Democratic leaders in Sacramento and D.C. need to quit hedging and back nonpartisan redistricting.

February 27, 2007

THE DRIVE TO GET California politicians out of the business of selecting their own voters by shaping their own districts may be derailed by the speakership of Rep. Nancy Pelosi (D-San Francisco). Although not long ago it was Republicans who didn't want to risk losing any of their California seats, it's now Pelosi and nervous Democrats who are threatening to scuttle badly needed reform by putting their own interests first. They should back down, and quickly.

Redistricting reform may be a low-profile issue, but it's an important one. Gov. Arnold Schwarzenegger has twice called for an end to the unacceptable status quo in which Sacramento lawmakers divvy up state and congressional districts among their parties when new census figures come out every 10 years.

The party leaders who control the line-drawing reward friends -- and politicians who prove to be especially adept at raising money -- by designing legislative districts that incumbents can easily defend. But that's not even the seamy part. With the genius of chess masters and the artistry of Renaissance painters, creative partisan mapmakers plot the moves of their favorites from the Assembly to the state Senate and then on to the promised land: Congress, the land of no term limits.

Early this year in Sacramento, in the euphoria of bipartisanship, Democrats grudgingly signed on with Schwarzenegger in his latest call for redistricting reform.

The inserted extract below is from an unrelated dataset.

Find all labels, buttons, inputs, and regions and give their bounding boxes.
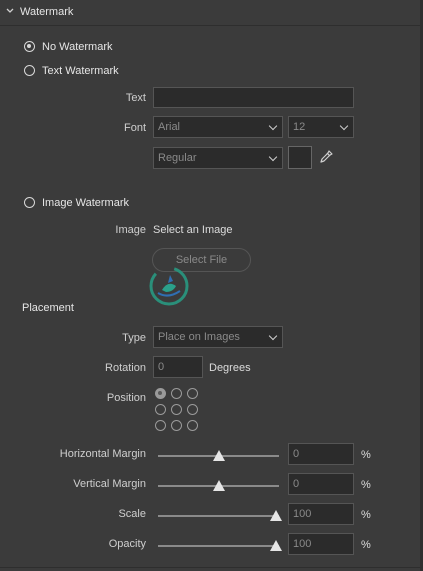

Momentum built as state lawmakers put their chess-playing skills to work linking district reform to rolling back their own term limits. With the prospect of more time in office, politicians found the loss of their district-shaping power palatable.

But Senate President Pro Tem Don Perata (D-Oakland) was candid from the start: He wasn't going to sign on to any plan that could cost Democrats their newly won control of Congress.

So now Democrats are hedging. Sure, they say, let a citizens commission draw the lines for the Assembly, the state Senate, the state Board of Equalization. But not Congress.

Without Congress, though, there is no meaningful reform. Leaving state party leaders with the power to draw congressional lines leaves them with the power to reward and punish candidates rising through the ranks today. Raise a lot of money for the party and they just may draw a congressional district chock-full of voters predisposed to vote for you. Disregard your fundraising chores or vote the wrong way on an important bill and your political future may be over.

Congressional lines must be part of the package. Schwarzenegger is right to insist on it. It would be foolish to expect voters to loosen their grip on state term limits if lawmakers cannot relinquish their stranglehold on districts.